How Many Times Per Day Should A Hardgainer Eat?

Jul 01 2009

lose 20 pounds fast

If you are reading this article then the chances are that you already know what a hardgainer is. If you are not aware of the term that basically it kind be defined as some one who has immense difficulty putting on weight in the form of fat or muscle! This is normally said to be because that person has a high metabolic rate.

Metabolism or metabolic rate refers to the rate at which your body burns up the calories it has taken on whilst performing the natural reactions of the body. If your metabolism is particularly slow then it will be easier to put on fat tissue as you are not burning up as many calories at rest as someone with a faster metabolism.

For muscle building purposes we need to create a surplus of calories but for hardgainers this is a difficult thing to do with such a high metabolic rate as it is rapidly being burnt off. So, how can hardgainers counter this? Here is our how to build muscle guide for hardgainers:

1) Keep the cardio workouts to a minimum. Cardio work actually speeds up the bodies metabolism, as well as using up calories whilst doing the exercises, you will also be increasing the rate at which you are burning up calories at rest after your workout. You must avoid this if you are trying to create a surplus amount of calories.

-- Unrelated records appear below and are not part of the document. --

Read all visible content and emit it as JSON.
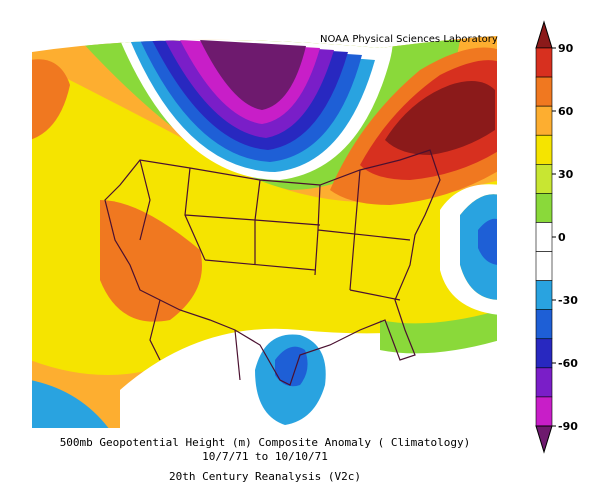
{
  "credit": "NOAA Physical Sciences Laboratory",
  "caption": {
    "line1": "500mb Geopotential Height (m) Composite Anomaly ( Climatology)",
    "line2": "10/7/71  to 10/10/71",
    "line3": "20th Century Reanalysis (V2c)"
  },
  "colorbar": {
    "ticks": [
      "90",
      "60",
      "30",
      "0",
      "-30",
      "-60",
      "-90"
    ],
    "colors": [
      "#8b1a1a",
      "#d7301f",
      "#f07820",
      "#fdae30",
      "#f5e400",
      "#c8e632",
      "#8ad93a",
      "#ffffff",
      "#ffffff",
      "#29a3e0",
      "#1e5fd6",
      "#2828c0",
      "#7a1ec8",
      "#c81ec8",
      "#6e1a6e"
    ]
  }
}
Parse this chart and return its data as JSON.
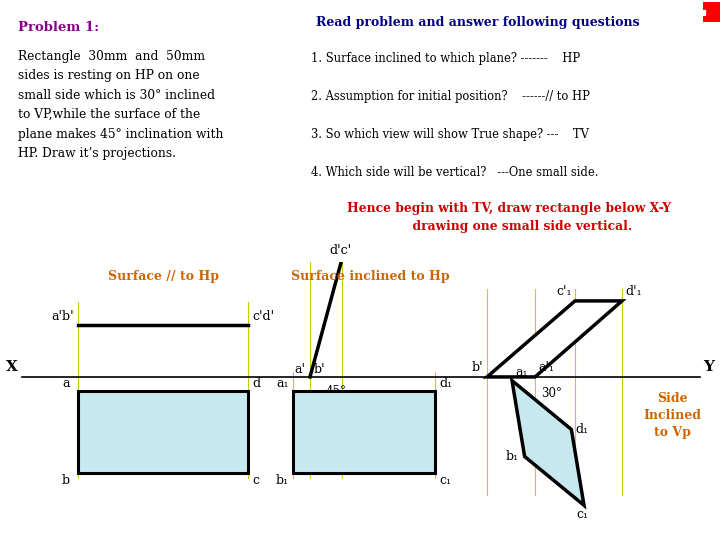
{
  "bg_color_top_left": "#ffd9ff",
  "bg_color_top_right": "#ffffcc",
  "problem_title": "Problem 1:",
  "problem_text": "Rectangle  30mm  and  50mm\nsides is resting on HP on one\nsmall side which is 30° inclined\nto VP,while the surface of the\nplane makes 45° inclination with\nHP. Draw it’s projections.",
  "read_title": "Read problem and answer following questions",
  "read_lines": [
    "1. Surface inclined to which plane? -------    HP",
    "2. Assumption for initial position?    ------// to HP",
    "3. So which view will show True shape? ---    TV",
    "4. Which side will be vertical?   ---One small side."
  ],
  "read_footer": "Hence begin with TV, draw rectangle below X-Y\n      drawing one small side vertical.",
  "label_surface_parallel": "Surface // to Hp",
  "label_surface_inclined": "Surface inclined to Hp",
  "label_side_inclined": "Side\nInclined\nto Vp",
  "rect_fill_color": "#c8e8f0",
  "guide_line_color": "#cccc00",
  "label_color_orange": "#cc6600",
  "label_color_purple": "#880088",
  "label_color_darkblue": "#000088",
  "label_color_red": "#cc0000"
}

2) Eat for two! You must eat lots of calories. To do so, double the portion of food that you would normally consume. Buying extra large bowls, plates and cups will help you not to forget this.

3) Eat 5-7 meals per day. This is critical to build muscle mass. Your body can only absorb a certain amount of nutrients at anyone sitting so spreading out the meals is also a good thing and ensures that your body is never waiting for its next meal. Eating 2-3 meals per day is claimed to slow down the bodies metabolism which is true but this doesn’t mean it is something that hardgainers sould do. Why? Because your body can flip into a starvation state where it releases particular chemicals that actually inhibit the muscle building process.

4) Use supplemements. Take full advantage of the numerous excellent supplements that are available such as protein shakes and meal replacement powders. These contain large amounts of precisely the things you need. Excellent moments to consume them are immediately post training and immediately prior to training a this is when your body needs them the most.

Stop performing exercises like concentration curls and stick with classic compound mass building exercises. Your program should include: Squats, dead lifts, pull ups and bench presses. These are the most efficient way to put muscle in all the right places with the least amount of effort.

6) Stop doing so many sets. Growth can be stimulated in only 40 minute sessions consisting of only 3 sets for each body part and as few as 10 sets a session. More is often worse for hardgainers! ignite growth then shoot out of the gym and keep your calories available for growing.

7) Drink ample amounts of water. It is crucial for many important reactions in the body so don’t forget to do this. Consume liquid frequently.

There we go, give those tips a bash. Be persistent with these for a couple of months before your judge them. Simply try them out and see what happens? I hope you found our how to build muscle fast tips useful.